Für mich noch schöner war dann allerdings der Montag. Auch für meinen Plattenverkäufer. Ich erwarb sieben Alben und eine DVD der Lips. Ich hatte noch mehr auf dem Zettel, aber das war alles, was sich im Fach befand. Der Rest ist bestellt. Übrigens ziehe ich meine unlängst getätigte Äußerung hiermit zurück: Das neue Werk "Embryonic" ist tatsächlich ganz furchtbar. Aber vielleicht fehlen mir auch bloß die richtigen Rauschmittel dafür. Gestern musste ich dennoch dem starken Drang widerstehen, mir einen Flug nach Oklahoma City zu buchen. Die Lips spielen dort zum Jahreswechsel und werden Pink Floyds "The Dark Side Of The Moon" neu interpretieren. Ein harter Verzicht. Deshalb erwarte, ja VERLANGE ich GEZIELT an Ihrem heutigen Hasenschaukelauflegeabend mindestens drei FL-Stücke.

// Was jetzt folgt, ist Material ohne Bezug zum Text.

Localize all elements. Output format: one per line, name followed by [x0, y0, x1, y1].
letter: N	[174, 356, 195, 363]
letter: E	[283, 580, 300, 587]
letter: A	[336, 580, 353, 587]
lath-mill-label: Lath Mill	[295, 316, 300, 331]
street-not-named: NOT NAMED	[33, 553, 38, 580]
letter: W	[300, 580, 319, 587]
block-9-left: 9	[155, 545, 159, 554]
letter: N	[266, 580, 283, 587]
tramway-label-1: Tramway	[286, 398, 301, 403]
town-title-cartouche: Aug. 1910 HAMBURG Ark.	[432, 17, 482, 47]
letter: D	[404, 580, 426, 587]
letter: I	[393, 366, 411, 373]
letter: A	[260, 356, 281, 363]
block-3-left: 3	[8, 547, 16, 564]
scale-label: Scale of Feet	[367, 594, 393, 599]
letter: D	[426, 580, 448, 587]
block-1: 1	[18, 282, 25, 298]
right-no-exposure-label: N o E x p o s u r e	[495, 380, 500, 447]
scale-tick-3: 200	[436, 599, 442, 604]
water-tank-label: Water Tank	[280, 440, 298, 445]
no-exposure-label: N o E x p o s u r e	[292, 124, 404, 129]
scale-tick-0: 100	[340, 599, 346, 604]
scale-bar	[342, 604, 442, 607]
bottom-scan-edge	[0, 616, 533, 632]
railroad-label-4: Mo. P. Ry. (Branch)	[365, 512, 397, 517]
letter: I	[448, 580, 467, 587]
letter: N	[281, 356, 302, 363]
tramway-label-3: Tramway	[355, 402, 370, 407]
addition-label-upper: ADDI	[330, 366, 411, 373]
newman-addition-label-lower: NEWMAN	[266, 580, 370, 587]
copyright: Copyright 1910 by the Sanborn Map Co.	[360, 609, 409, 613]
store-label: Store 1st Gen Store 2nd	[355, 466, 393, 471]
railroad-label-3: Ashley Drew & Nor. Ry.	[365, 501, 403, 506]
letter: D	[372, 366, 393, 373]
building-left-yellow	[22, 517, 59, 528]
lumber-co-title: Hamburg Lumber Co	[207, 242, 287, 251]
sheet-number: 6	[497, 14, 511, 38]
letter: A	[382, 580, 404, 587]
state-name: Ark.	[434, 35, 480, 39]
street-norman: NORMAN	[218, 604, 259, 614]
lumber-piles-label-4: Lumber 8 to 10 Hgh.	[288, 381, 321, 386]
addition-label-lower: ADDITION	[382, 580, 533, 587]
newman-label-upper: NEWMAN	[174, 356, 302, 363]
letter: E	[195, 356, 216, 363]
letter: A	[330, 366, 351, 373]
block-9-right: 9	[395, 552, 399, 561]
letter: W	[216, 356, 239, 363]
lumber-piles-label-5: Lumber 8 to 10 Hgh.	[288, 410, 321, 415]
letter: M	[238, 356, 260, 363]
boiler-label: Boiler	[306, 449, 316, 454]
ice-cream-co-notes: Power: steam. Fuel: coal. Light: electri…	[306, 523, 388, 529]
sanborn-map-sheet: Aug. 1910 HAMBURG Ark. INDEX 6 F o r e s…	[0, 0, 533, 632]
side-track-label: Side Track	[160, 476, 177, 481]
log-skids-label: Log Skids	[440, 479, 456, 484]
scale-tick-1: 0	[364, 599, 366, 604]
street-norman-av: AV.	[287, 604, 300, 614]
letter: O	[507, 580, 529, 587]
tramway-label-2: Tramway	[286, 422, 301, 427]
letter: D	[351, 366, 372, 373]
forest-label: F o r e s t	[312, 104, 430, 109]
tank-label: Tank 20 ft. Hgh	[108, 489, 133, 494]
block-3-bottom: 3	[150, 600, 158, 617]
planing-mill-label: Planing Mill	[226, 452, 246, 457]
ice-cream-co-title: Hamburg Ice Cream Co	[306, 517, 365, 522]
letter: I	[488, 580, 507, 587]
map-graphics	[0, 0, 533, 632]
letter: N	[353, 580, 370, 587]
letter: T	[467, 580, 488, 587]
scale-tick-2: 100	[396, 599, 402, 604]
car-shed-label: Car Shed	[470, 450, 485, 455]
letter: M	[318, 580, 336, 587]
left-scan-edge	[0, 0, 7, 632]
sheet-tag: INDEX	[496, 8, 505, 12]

Lindern Sie meine Pein bitte mit "Free Radicals", "Fight Test" und vielleicht "Jesus shootin' Heroin". (Und wenn Sie ganz mutig sind: wie wär's mit "Aquarius Sabotage" von der neuen Platte? Aber dann landen Sie vermutlich in der MOPO. »DJ treibt Clubbesucher in den Wahnsinn! Festgenommen!«) Der Ball liegt bei Ihnen, Kasbohm. So wie auch hier, in unserem kuscheligen Heimstadion.


Wenn es für mich dann demnächst wieder "nach Ihnen" heißt, geht es aber wirklich mal nicht um Musik, sondern tatsächlich zur Abwechslung um etwas Wichtiges. Klamotten. Ziehen Sie sich warm an, Kasbohm.